Guardia costiera: sequestrati circa 7500 ricci di mare

Tre persone sorprese nella notte durante la pesca illecita, sanzioni per 15mila euro

CIVITAVECCHIA – Un’altra operazione portata a termine della Guardia costiera contro la pesca di frodo.

Nella serata di ieri, durante un’attività di pattugliamento, i militari hanno sequestrato circa 7.500 ricci lungo il litorale di Santa Marinella.

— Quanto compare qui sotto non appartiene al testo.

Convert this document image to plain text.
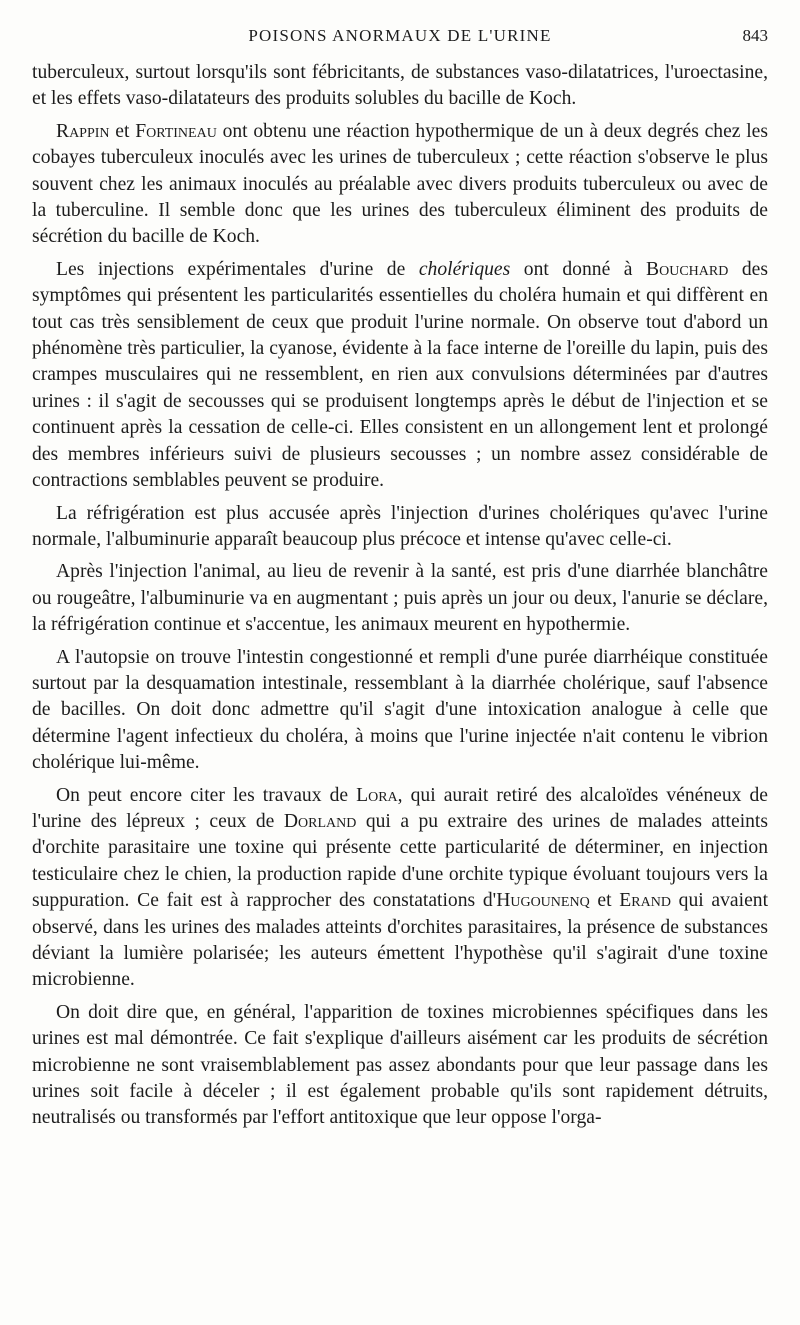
POISONS ANORMAUX DE L'URINE	843

tuberculeux, surtout lorsqu'ils sont fébricitants, de substances vaso-dilatatrices, l'uroectasine, et les effets vaso-dilatateurs des produits solubles du bacille de Koch.

Rappin et Fortineau ont obtenu une réaction hypothermique de un à deux degrés chez les cobayes tuberculeux inoculés avec les urines de tuberculeux ; cette réaction s'observe le plus souvent chez les animaux inoculés au préalable avec divers produits tuberculeux ou avec de la tuberculine. Il semble donc que les urines des tuberculeux éliminent des produits de sécrétion du bacille de Koch.

Les injections expérimentales d'urine de cholériques ont donné à Bouchard des symptômes qui présentent les particularités essentielles du choléra humain et qui diffèrent en tout cas très sensiblement de ceux que produit l'urine normale. On observe tout d'abord un phénomène très particulier, la cyanose, évidente à la face interne de l'oreille du lapin, puis des crampes musculaires qui ne ressemblent, en rien aux convulsions déterminées par d'autres urines : il s'agit de secousses qui se produisent longtemps après le début de l'injection et se continuent après la cessation de celle-ci. Elles consistent en un allongement lent et prolongé des membres inférieurs suivi de plusieurs secousses ; un nombre assez considérable de contractions semblables peuvent se produire.

La réfrigération est plus accusée après l'injection d'urines cholériques qu'avec l'urine normale, l'albuminurie apparaît beaucoup plus précoce et intense qu'avec celle-ci.

Après l'injection l'animal, au lieu de revenir à la santé, est pris d'une diarrhée blanchâtre ou rougeâtre, l'albuminurie va en augmentant ; puis après un jour ou deux, l'anurie se déclare, la réfrigération continue et s'accentue, les animaux meurent en hypothermie.

A l'autopsie on trouve l'intestin congestionné et rempli d'une purée diarrhéique constituée surtout par la desquamation intestinale, ressemblant à la diarrhée cholérique, sauf l'absence de bacilles. On doit donc admettre qu'il s'agit d'une intoxication analogue à celle que détermine l'agent infectieux du choléra, à moins que l'urine injectée n'ait contenu le vibrion cholérique lui-même.

On peut encore citer les travaux de Lora, qui aurait retiré des alcaloïdes vénéneux de l'urine des lépreux ; ceux de Dorland qui a pu extraire des urines de malades atteints d'orchite parasitaire une toxine qui présente cette particularité de déterminer, en injection testiculaire chez le chien, la production rapide d'une orchite typique évoluant toujours vers la suppuration. Ce fait est à rapprocher des constatations d'Hugounenq et Erand qui avaient observé, dans les urines des malades atteints d'orchites parasitaires, la présence de substances déviant la lumière polarisée; les auteurs émettent l'hypothèse qu'il s'agirait d'une toxine microbienne.

On doit dire que, en général, l'apparition de toxines microbiennes spécifiques dans les urines est mal démontrée. Ce fait s'explique d'ailleurs aisément car les produits de sécrétion microbienne ne sont vraisemblablement pas assez abondants pour que leur passage dans les urines soit facile à déceler ; il est également probable qu'ils sont rapidement détruits, neutralisés ou transformés par l'effort antitoxique que leur oppose l'orga-
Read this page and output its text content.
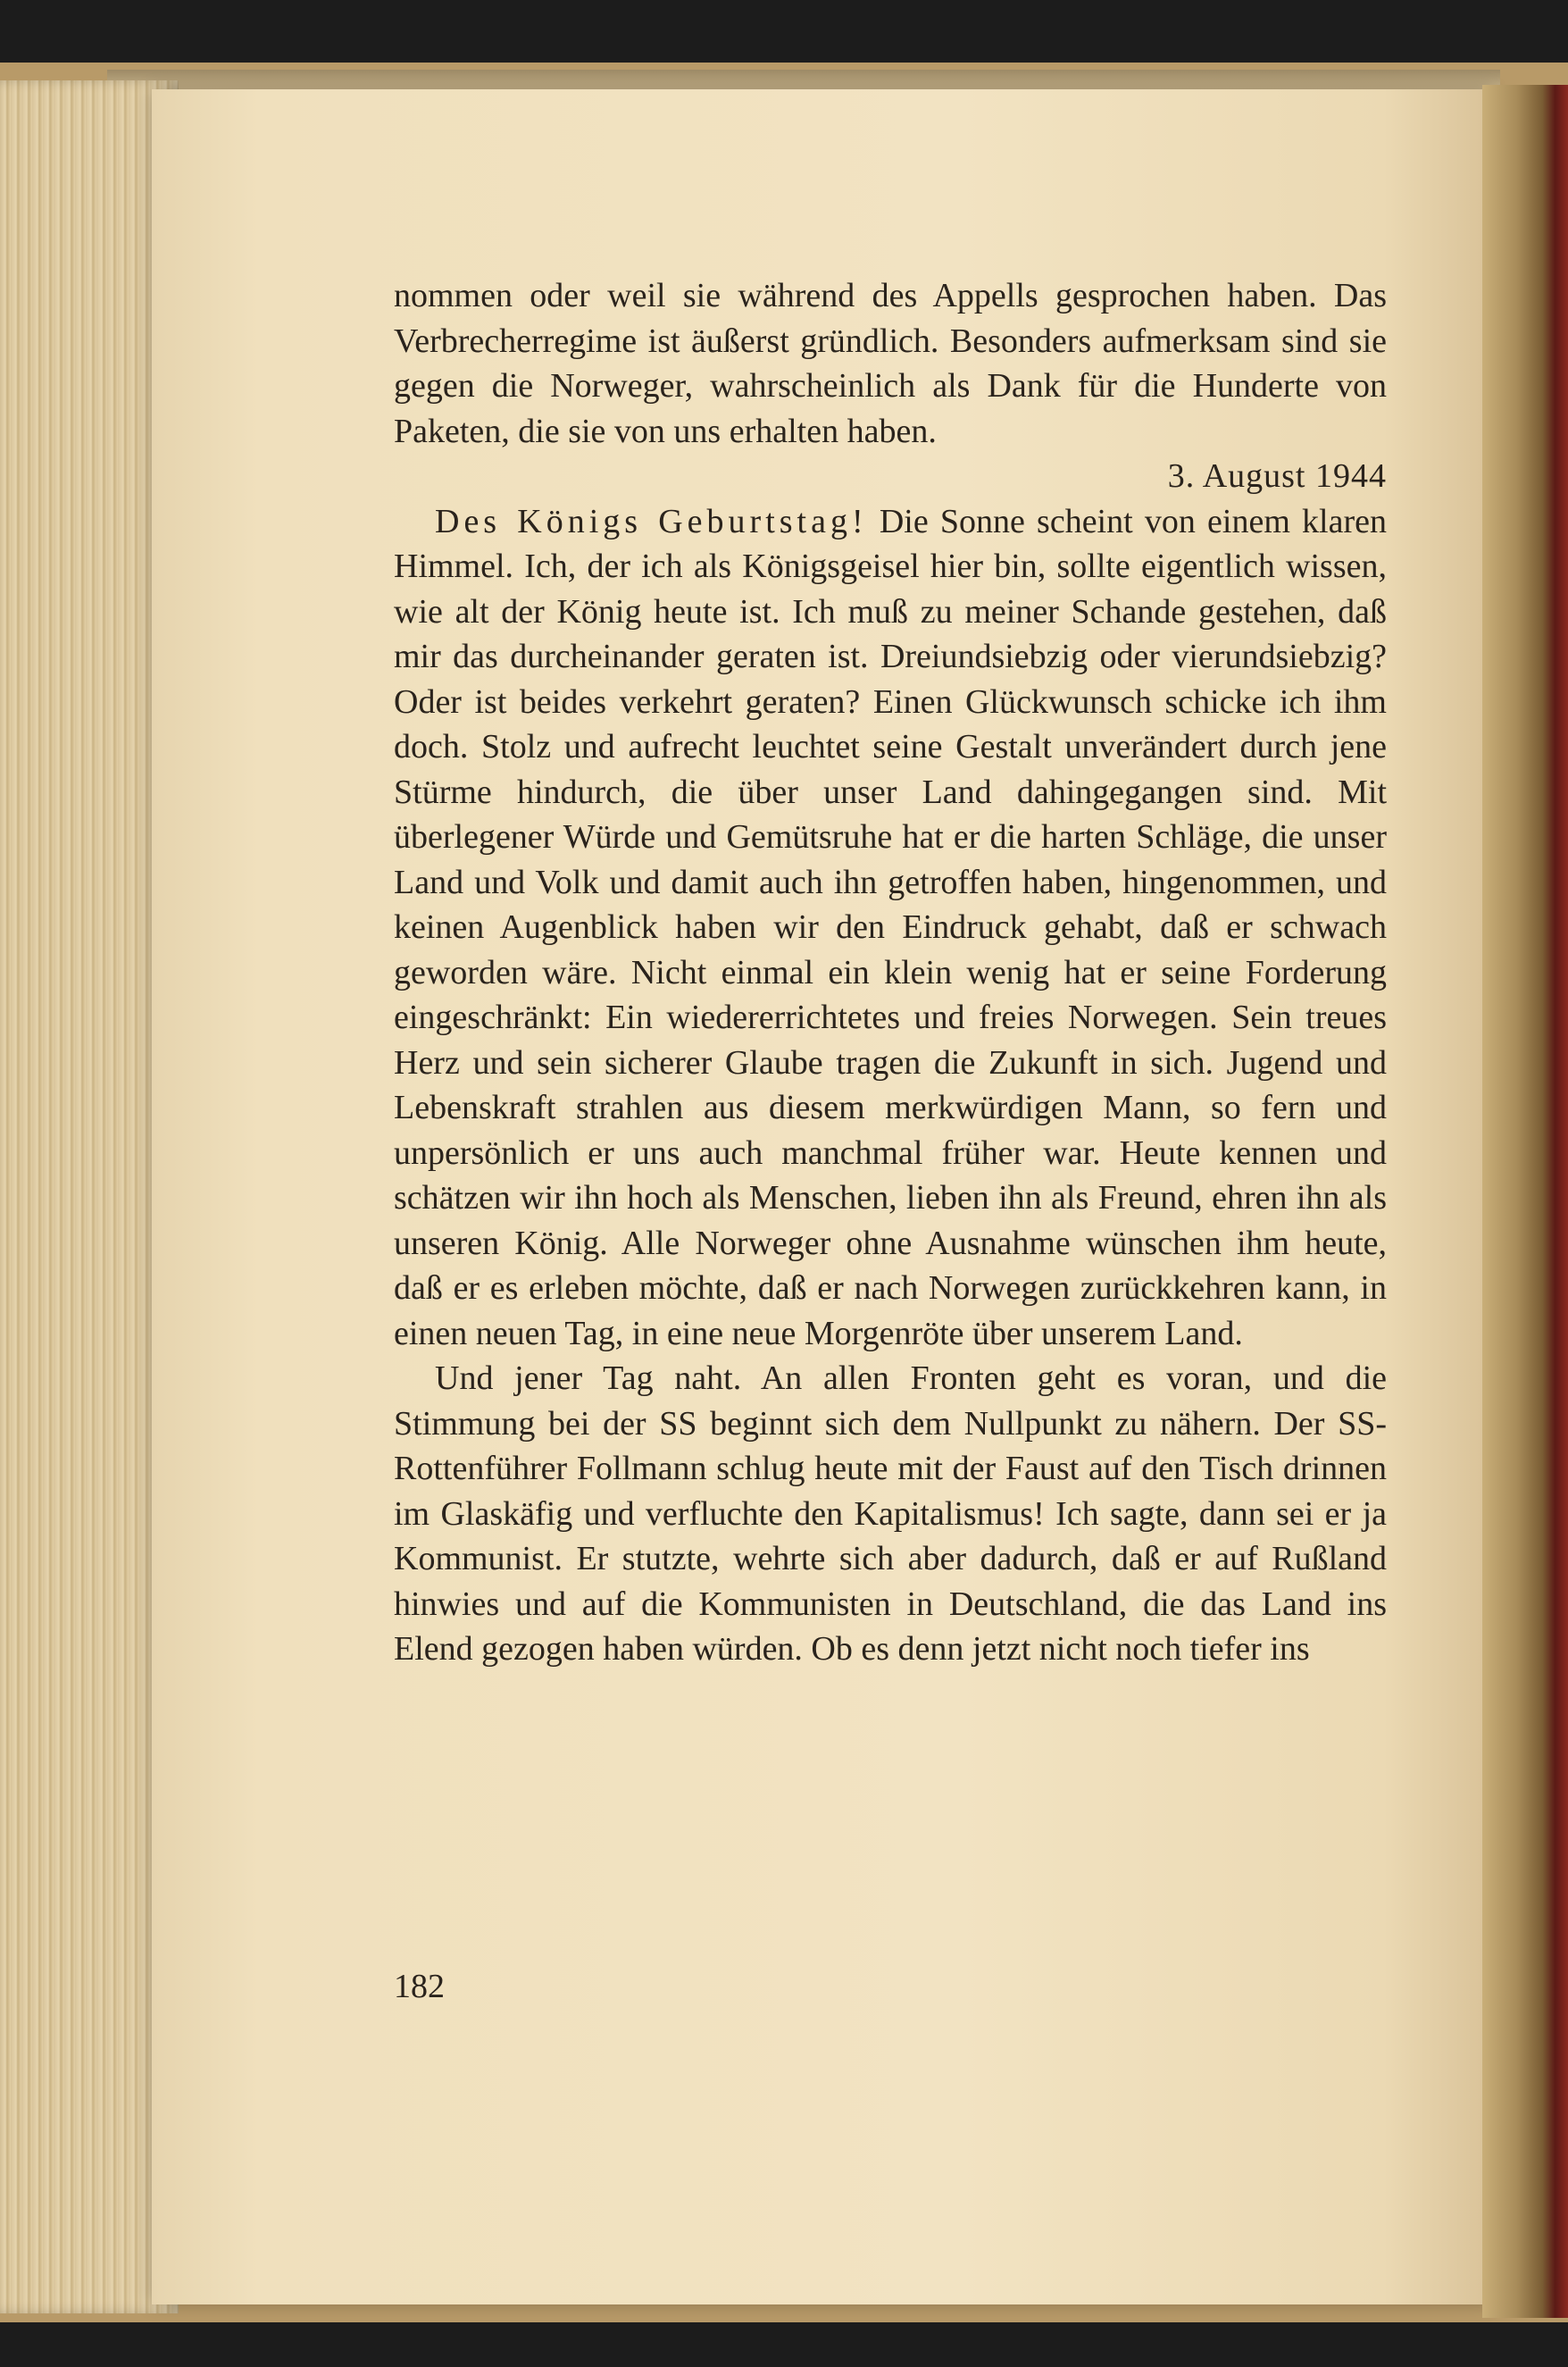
nommen oder weil sie während des Appells gesprochen haben. Das Verbrecherregime ist äußerst gründlich. Besonders aufmerksam sind sie gegen die Norweger, wahrscheinlich als Dank für die Hunderte von Paketen, die sie von uns erhalten haben.

3. August 1944

Des Königs Geburtstag! Die Sonne scheint von einem klaren Himmel. Ich, der ich als Königsgeisel hier bin, sollte eigentlich wissen, wie alt der König heute ist. Ich muß zu meiner Schande gestehen, daß mir das durcheinander geraten ist. Dreiundsiebzig oder vierundsiebzig? Oder ist beides verkehrt geraten? Einen Glückwunsch schicke ich ihm doch. Stolz und aufrecht leuchtet seine Gestalt unverändert durch jene Stürme hindurch, die über unser Land dahingegangen sind. Mit überlegener Würde und Gemütsruhe hat er die harten Schläge, die unser Land und Volk und damit auch ihn getroffen haben, hingenommen, und keinen Augenblick haben wir den Eindruck gehabt, daß er schwach geworden wäre. Nicht einmal ein klein wenig hat er seine Forderung eingeschränkt: Ein wiedererrichtetes und freies Norwegen. Sein treues Herz und sein sicherer Glaube tragen die Zukunft in sich. Jugend und Lebenskraft strahlen aus diesem merkwürdigen Mann, so fern und unpersönlich er uns auch manchmal früher war. Heute kennen und schätzen wir ihn hoch als Menschen, lieben ihn als Freund, ehren ihn als unseren König. Alle Norweger ohne Ausnahme wünschen ihm heute, daß er es erleben möchte, daß er nach Norwegen zurückkehren kann, in einen neuen Tag, in eine neue Morgenröte über unserem Land.

Und jener Tag naht. An allen Fronten geht es voran, und die Stimmung bei der SS beginnt sich dem Nullpunkt zu nähern. Der SS-Rottenführer Follmann schlug heute mit der Faust auf den Tisch drinnen im Glaskäfig und verfluchte den Kapitalismus! Ich sagte, dann sei er ja Kommunist. Er stutzte, wehrte sich aber dadurch, daß er auf Rußland hinwies und auf die Kommunisten in Deutschland, die das Land ins Elend gezogen haben würden. Ob es denn jetzt nicht noch tiefer ins

182
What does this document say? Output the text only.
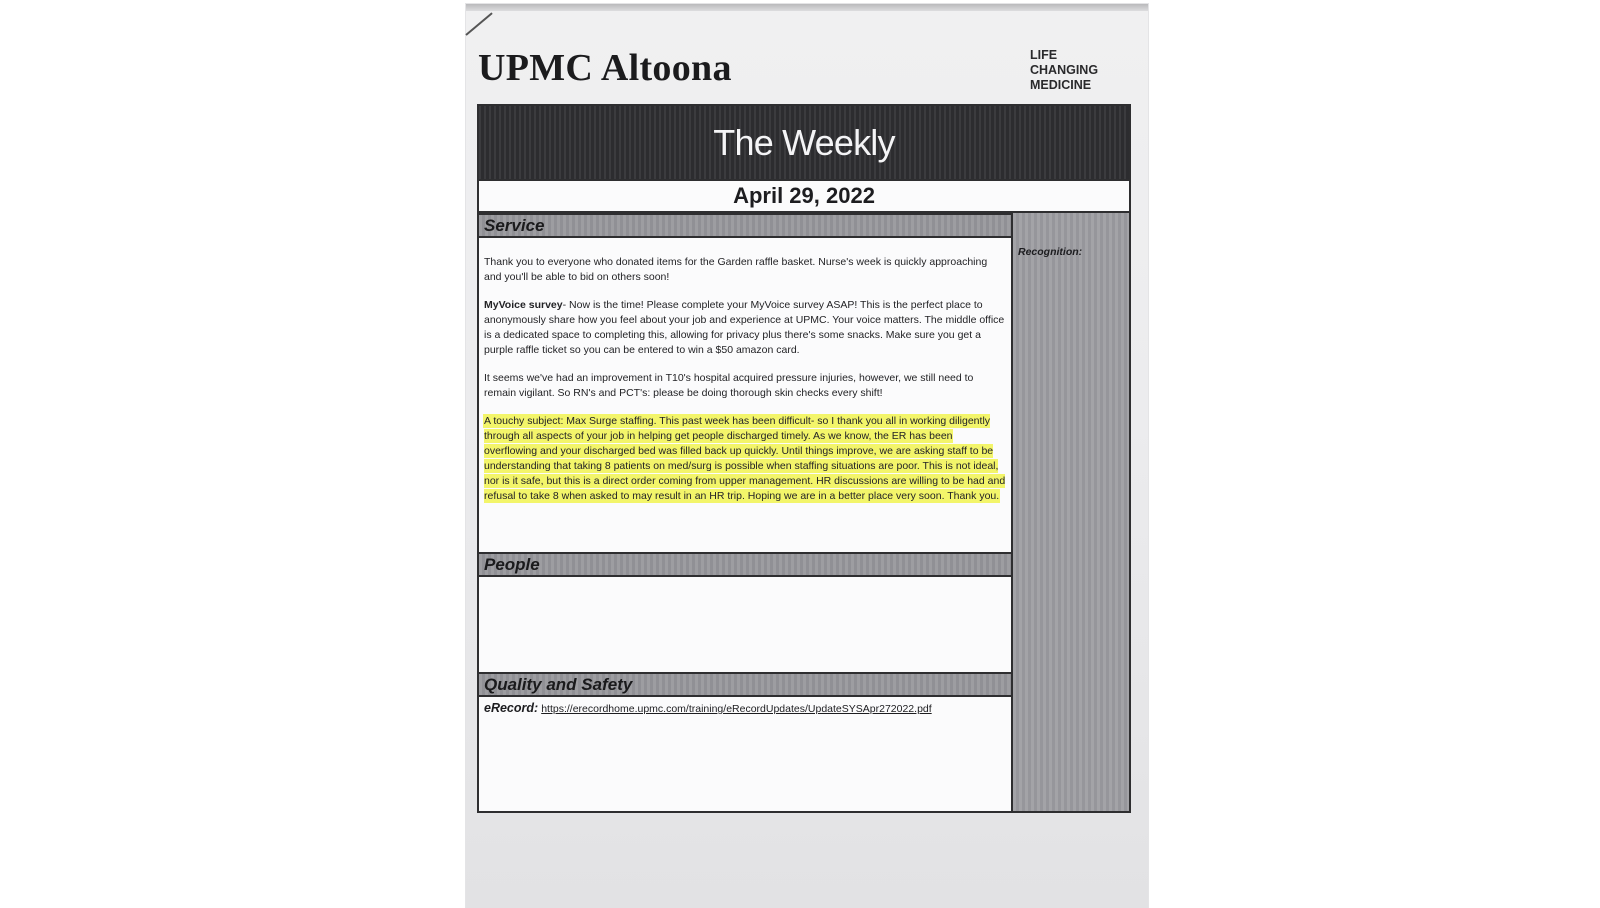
UPMC Altoona	LIFE
CHANGING
MEDICINE
The Weekly
April 29, 2022
Service

Thank you to everyone who donated items for the Garden raffle basket. Nurse's week is quickly approaching and you'll be able to bid on others soon!

MyVoice survey- Now is the time! Please complete your MyVoice survey ASAP! This is the perfect place to anonymously share how you feel about your job and experience at UPMC. Your voice matters. The middle office is a dedicated space to completing this, allowing for privacy plus there's some snacks. Make sure you get a purple raffle ticket so you can be entered to win a $50 amazon card.

It seems we've had an improvement in T10's hospital acquired pressure injuries, however, we still need to remain vigilant. So RN's and PCT's: please be doing thorough skin checks every shift!

A touchy subject: Max Surge staffing. This past week has been difficult- so I thank you all in working diligently through all aspects of your job in helping get people discharged timely. As we know, the ER has been overflowing and your discharged bed was filled back up quickly. Until things improve, we are asking staff to be understanding that taking 8 patients on med/surg is possible when staffing situations are poor. This is not ideal, nor is it safe, but this is a direct order coming from upper management. HR discussions are willing to be had and refusal to take 8 when asked to may result in an HR trip. Hoping we are in a better place very soon. Thank you.

People
Quality and Safety
eRecord: https://erecordhome.upmc.com/training/eRecordUpdates/UpdateSYSApr272022.pdf
Recognition:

Tre pescatori non autorizzati sono stati sorpresi durante la raccolta degli echinodermi.

La prima operazione di polizia è avvenuta alla mezzanotte circa, il personale operante ha provveduto al sequestro di 5mila ricci di mare a due pescatori, oltre all’attrezzatura subacquea utilizzata.

Due ore più tardi è stato invece intercettato un terzo pescatore di frodo, rinvenuto in possesso di circa 2.500 esemplari, illecitamente sottratti dai fondali antistanti.

Ai tre soggetti, tutti pugliesi, sono stati così contestate cinque sanzioni amministrative per un totale di 15mila euro e disposto il sequestro del pescato ancora vivo, rigettato poi in mare.

L’intensa attività di vigilanza della Guardia Costiera si pone l’obiettivo di contrastare l’abusivo esercizio di tale pesca, tutelando così gli operatori che, autorizzati, la esercitano lecitamente e nel pieno rispetto delle risorse.

A riguardo la Capitaneria di porto di Civitavecchia, in collaborazione con gli operatori del settore e il Cismar (Centro ittiogenico sperimentale marino) di Civitavecchia, in un’ottica di maggiore prevenzione, sta elaborando studi e progetti per un uso più consapevole delle pregiate risorse marine.